DM's Cost-Effectiveness Doubted in CBO Report
DM's Cost-Effectiveness Doubted in CBO Report
MANAGED CARE November 2004. ©MediMedia USA
Congress's financial review agency says that not enough evidence exists to prove that disease management saves money. Many beg to differ.
Uncle Sam isn't too sure that disease management saves money in the managed care world, and has some real doubts that it could ever be applied to Medicare. At least, those are the findings of a Congressional Budget Office study that has proponents, critics, and observers of DM talking.
The report resulted from a congressional request that the CBO look into DM as a way to reduce the entitlement program's costs in light of the launching of disease management demonstration projects as part of Medicare reform. These projects are to be implemented in 10 to 12 sites around the country and cover about 20,000 patients.
"Proponents often claim that disease management programs not only improve quality but also pay for themselves by decreasing the use of acute care services enough to offset the costs of the additional screening, monitoring, and educational services," states the CBO report An Analysis of the Literature on Disease Management Programs.

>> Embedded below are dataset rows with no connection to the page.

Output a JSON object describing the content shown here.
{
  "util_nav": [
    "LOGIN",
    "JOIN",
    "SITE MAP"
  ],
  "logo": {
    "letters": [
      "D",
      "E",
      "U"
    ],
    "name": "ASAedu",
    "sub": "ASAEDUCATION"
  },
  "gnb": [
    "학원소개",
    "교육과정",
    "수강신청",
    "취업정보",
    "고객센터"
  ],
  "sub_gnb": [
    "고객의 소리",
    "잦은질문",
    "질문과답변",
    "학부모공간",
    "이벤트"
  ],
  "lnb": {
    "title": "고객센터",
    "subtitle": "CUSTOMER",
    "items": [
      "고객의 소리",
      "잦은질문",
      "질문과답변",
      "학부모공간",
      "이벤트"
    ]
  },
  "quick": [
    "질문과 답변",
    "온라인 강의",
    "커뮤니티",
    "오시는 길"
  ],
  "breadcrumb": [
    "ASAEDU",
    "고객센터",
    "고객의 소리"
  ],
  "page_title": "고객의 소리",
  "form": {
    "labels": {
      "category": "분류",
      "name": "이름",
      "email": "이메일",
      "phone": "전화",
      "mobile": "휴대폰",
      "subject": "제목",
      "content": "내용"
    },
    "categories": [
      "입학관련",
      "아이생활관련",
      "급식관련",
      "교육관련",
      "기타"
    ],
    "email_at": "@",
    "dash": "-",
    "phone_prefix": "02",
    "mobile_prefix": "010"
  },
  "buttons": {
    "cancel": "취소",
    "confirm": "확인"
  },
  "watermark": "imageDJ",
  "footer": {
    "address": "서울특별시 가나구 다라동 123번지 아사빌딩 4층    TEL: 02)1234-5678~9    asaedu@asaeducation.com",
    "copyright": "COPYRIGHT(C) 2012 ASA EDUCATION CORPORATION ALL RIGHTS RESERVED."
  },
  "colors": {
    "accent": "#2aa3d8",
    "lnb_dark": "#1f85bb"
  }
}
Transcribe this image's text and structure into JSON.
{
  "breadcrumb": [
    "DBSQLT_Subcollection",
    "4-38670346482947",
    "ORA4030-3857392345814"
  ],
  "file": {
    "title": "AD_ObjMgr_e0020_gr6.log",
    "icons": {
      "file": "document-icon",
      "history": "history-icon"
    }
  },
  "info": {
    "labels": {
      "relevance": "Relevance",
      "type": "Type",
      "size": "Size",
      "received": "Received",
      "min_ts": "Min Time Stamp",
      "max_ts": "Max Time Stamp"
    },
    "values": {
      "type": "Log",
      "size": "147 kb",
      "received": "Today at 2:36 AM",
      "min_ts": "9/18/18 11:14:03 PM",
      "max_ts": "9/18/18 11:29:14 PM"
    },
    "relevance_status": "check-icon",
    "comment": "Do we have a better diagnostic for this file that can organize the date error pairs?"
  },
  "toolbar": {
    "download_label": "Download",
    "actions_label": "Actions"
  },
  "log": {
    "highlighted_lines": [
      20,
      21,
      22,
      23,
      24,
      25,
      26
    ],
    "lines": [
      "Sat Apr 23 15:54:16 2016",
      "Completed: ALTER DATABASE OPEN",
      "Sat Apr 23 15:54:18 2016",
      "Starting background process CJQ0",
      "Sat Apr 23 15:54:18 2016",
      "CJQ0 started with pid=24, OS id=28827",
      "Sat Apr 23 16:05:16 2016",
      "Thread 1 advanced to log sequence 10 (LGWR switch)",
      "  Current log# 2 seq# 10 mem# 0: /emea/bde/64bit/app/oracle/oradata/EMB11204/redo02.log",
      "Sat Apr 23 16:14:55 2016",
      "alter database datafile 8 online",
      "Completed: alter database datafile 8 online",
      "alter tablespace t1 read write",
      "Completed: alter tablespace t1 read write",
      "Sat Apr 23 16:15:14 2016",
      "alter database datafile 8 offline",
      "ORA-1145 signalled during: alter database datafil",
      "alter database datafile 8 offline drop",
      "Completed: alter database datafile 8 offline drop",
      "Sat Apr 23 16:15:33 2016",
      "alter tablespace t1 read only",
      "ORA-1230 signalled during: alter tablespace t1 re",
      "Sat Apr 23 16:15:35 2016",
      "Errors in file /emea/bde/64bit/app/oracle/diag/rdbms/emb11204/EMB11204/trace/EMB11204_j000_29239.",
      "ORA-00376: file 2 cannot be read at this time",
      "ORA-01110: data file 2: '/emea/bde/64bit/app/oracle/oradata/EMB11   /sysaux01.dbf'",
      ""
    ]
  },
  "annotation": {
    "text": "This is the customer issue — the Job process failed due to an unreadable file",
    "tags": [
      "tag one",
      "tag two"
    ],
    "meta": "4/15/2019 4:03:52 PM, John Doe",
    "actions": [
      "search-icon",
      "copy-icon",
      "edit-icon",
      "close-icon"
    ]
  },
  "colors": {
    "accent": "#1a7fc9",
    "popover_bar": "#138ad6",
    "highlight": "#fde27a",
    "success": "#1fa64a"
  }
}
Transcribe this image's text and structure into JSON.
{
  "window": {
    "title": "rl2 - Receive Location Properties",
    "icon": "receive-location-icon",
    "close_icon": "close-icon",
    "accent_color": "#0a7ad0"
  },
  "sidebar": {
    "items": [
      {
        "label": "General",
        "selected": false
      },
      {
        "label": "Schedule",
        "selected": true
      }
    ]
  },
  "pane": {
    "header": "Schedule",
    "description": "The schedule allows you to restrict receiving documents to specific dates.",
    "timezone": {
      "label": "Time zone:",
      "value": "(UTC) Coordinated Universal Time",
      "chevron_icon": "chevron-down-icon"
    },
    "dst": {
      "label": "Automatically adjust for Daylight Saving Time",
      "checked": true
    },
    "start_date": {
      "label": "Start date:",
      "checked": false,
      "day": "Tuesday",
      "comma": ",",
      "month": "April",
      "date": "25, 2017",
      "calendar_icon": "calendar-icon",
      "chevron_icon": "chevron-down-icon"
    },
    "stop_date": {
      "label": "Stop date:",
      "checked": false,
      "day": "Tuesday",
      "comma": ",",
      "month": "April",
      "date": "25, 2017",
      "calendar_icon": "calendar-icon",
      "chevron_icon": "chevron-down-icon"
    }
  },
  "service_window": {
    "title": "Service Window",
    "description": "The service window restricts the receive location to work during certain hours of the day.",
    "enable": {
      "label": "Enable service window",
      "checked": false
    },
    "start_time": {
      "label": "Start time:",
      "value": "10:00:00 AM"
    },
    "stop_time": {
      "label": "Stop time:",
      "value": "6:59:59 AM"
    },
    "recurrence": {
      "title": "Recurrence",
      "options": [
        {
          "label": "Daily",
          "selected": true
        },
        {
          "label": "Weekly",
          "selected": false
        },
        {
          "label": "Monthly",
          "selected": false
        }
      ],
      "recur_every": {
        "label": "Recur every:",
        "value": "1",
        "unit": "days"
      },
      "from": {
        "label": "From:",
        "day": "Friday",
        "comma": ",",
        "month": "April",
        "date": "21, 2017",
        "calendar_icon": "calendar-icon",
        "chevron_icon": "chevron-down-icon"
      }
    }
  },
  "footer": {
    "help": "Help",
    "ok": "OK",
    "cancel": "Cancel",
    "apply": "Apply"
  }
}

It adds that "there is insufficient evidence to conclude that disease management programs can generally reduce the overall cost of health care services."
Reactions range — or rage. The Disease Management Association of America held a news conference Oct. 21 at which it denounced the findings.
Al Lewis, president of the Disease Management Purchasing Consortium, responds to the CBO report as if it were a personal attack.
"Since I advise over 90 percent of all procurements for plans and states, this is a criticism of my ability to contract since roughly 80 percent of them show savings using my methodologies," says Lewis. "If they were going to pass judgment on my methodologies, they could have called to get a copy of them."
Meanwhile, Lewis takes issue with the CBO's methodology.
"I would say that the entire study overlooks the fact that there are 80 payers in the DMPC and most of them have saved money using our rigorous counting specs," says Lewis. "And the ones that haven't, have gotten their money back. It would have been nice if the CBO had actually called someone who knew what actually happens in the 99 percent of contracts that aren't written up in the peer-reviewed literature, rather than focus on the 1 percent that are. And, by the way, there are far bigger data holes in that literature than in any study design that I would ever recommend."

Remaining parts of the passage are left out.